The road to successful large-scale creative collaborations is paved with the remnants of overly-indulgent ego-trips that can barely get off the ground. Look no further than the Super Bowl XLV halftime show or Velvet Revolver for proof that “more people” doesn’t necessarily equate to “better results”. The fact that Slash, one of the greatest guitarists to ever walk this green earth, played an active role in both aforementioned examples of abject failure is not lost on me, nor should it be on you.
No less than 25 musicians have cameos on Orange Moon, and with a roster that stretches from Clint Maedgen to Chris Rehm, Susan Cowsill to Andrew Duhon, Paul Sanchez to Paul Thibodeaux – then continues back and forth across every genre sprouting up or staying alive in this fair city – this project was a perfect candidate to collapse under its own weight. But the beauty of Alexis Marceaux’s second solo release comes through in the restraint she shows even while equipped with nothing less than a murderer’s row of local and national talent.
Under the tutelage of Polyphonic Spree violinist Rick Nelson and her long-time co-conspirator and Glasgow bandmate Sam Craft, Marceaux pairs the mountains of capability at her disposal with a set of intriguingly spacious compositions: layered, complex songs that manage to remain airy in spite of the dense amount of tracking packed into each one. Orange Moon succeeds in the exact places a “big” record should – diversity, virtuosity – while graciously staying out of it’s own way.

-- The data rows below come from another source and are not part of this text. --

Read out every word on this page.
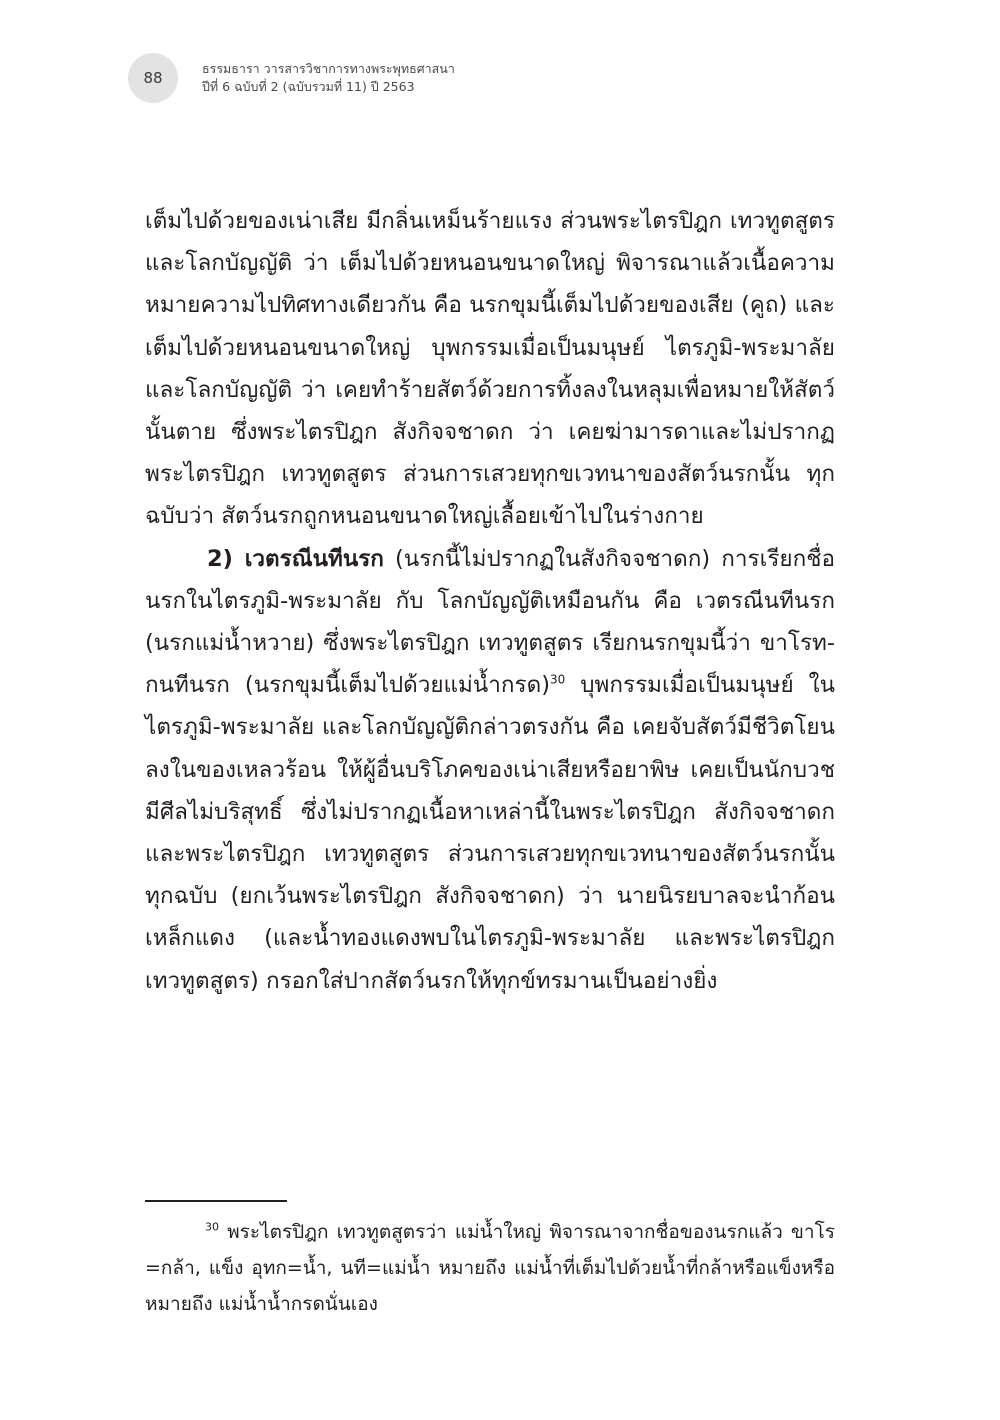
88
ธรรมธารา วารสารวิชาการทางพระพุทธศาสนา
ปีที่ 6 ฉบับที่ 2 (ฉบับรวมที่ 11) ปี 2563

เต็มไปด้วยของเน่าเสีย มีกลิ่นเหม็นร้ายแรง ส่วนพระไตรปิฎก เทวทูตสูตรและโลกบัญญัติ ว่า เต็มไปด้วยหนอนขนาดใหญ่ พิจารณาแล้วเนื้อความหมายความไปทิศทางเดียวกัน คือ นรกขุมนี้เต็มไปด้วยของเสีย (คูถ) และเต็มไปด้วยหนอนขนาดใหญ่ บุพกรรมเมื่อเป็นมนุษย์ ไตรภูมิ-พระมาลัย และโลกบัญญัติ ว่า เคยทำร้ายสัตว์ด้วยการทิ้งลงในหลุมเพื่อหมายให้สัตว์นั้นตาย ซึ่งพระไตรปิฎก สังกิจจชาดก ว่า เคยฆ่ามารดาและไม่ปรากฏพระไตรปิฎก เทวทูตสูตร ส่วนการเสวยทุกขเวทนาของสัตว์นรกนั้น ทุกฉบับว่า สัตว์นรกถูกหนอนขนาดใหญ่เลื้อยเข้าไปในร่างกาย

2) เวตรณีนทีนรก (นรกนี้ไม่ปรากฏในสังกิจจชาดก) การเรียกชื่อนรกในไตรภูมิ-พระมาลัย กับ โลกบัญญัติเหมือนกัน คือ เวตรณีนทีนรก (นรกแม่น้ำหวาย) ซึ่งพระไตรปิฎก เทวทูตสูตร เรียกนรกขุมนี้ว่า ขาโรท-กนทีนรก (นรกขุมนี้เต็มไปด้วยแม่น้ำกรด)$^{30}$ บุพกรรมเมื่อเป็นมนุษย์ ในไตรภูมิ-พระมาลัย และโลกบัญญัติกล่าวตรงกัน คือ เคยจับสัตว์มีชีวิตโยนลงในของเหลวร้อน ให้ผู้อื่นบริโภคของเน่าเสียหรือยาพิษ เคยเป็นนักบวชมีศีลไม่บริสุทธิ์ ซึ่งไม่ปรากฏเนื้อหาเหล่านี้ในพระไตรปิฎก สังกิจจชาดกและพระไตรปิฎก เทวทูตสูตร ส่วนการเสวยทุกขเวทนาของสัตว์นรกนั้น ทุกฉบับ (ยกเว้นพระไตรปิฎก สังกิจจชาดก) ว่า นายนิรยบาลจะนำก้อนเหล็กแดง (และน้ำทองแดงพบในไตรภูมิ-พระมาลัย และพระไตรปิฎก เทวทูตสูตร) กรอกใส่ปากสัตว์นรกให้ทุกข์ทรมานเป็นอย่างยิ่ง

$^{30}$ พระไตรปิฎก เทวทูตสูตรว่า แม่น้ำใหญ่ พิจารณาจากชื่อของนรกแล้ว ขาโร =กล้า, แข็ง อุทก=น้ำ, นที=แม่น้ำ หมายถึง แม่น้ำที่เต็มไปด้วยน้ำที่กล้าหรือแข็งหรือหมายถึง แม่น้ำน้ำกรดนั่นเอง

The tasteful orchestral backing, haunting coos and hand claps of “Brains” rumble into the soaring “Fox”, a mini-suite of sorts that alternately sets Marceaux’s ethereal voice against delicate guitar work and driving walls of industrial percussion. The enjoyable tension that builds as the album jumps from genre to genre – a stylistic tug of war that would be jarring if it weren’t so well executed – is subsequently relieved with the swampy, primal horn bash “Leila’s Reprise”.
At first, I found the decision to give some of the who’s who of New Orleans brass – “Big Sam” Williams, Preservation Hall’s Clint Maedgen, Bonerama’s Craig Klein, all-around nice guy Michael Girardot – less than 30 seconds to wail wholly disappointing, a seeming waste of having them in the studio taking direction. But the short, powerful interlude gives the listener just enough time to blow off some steam without destroying the considerately curated mood of the album with unnecessary intemperance.
If someone like me was behind the boards, Orange Moon would have been 45 minutes of out of place trombone solos and decadent guitar riffs, which would have resulted in a considerably worse final product than the inspired nuance Marceaux rustled out of this all-star cast.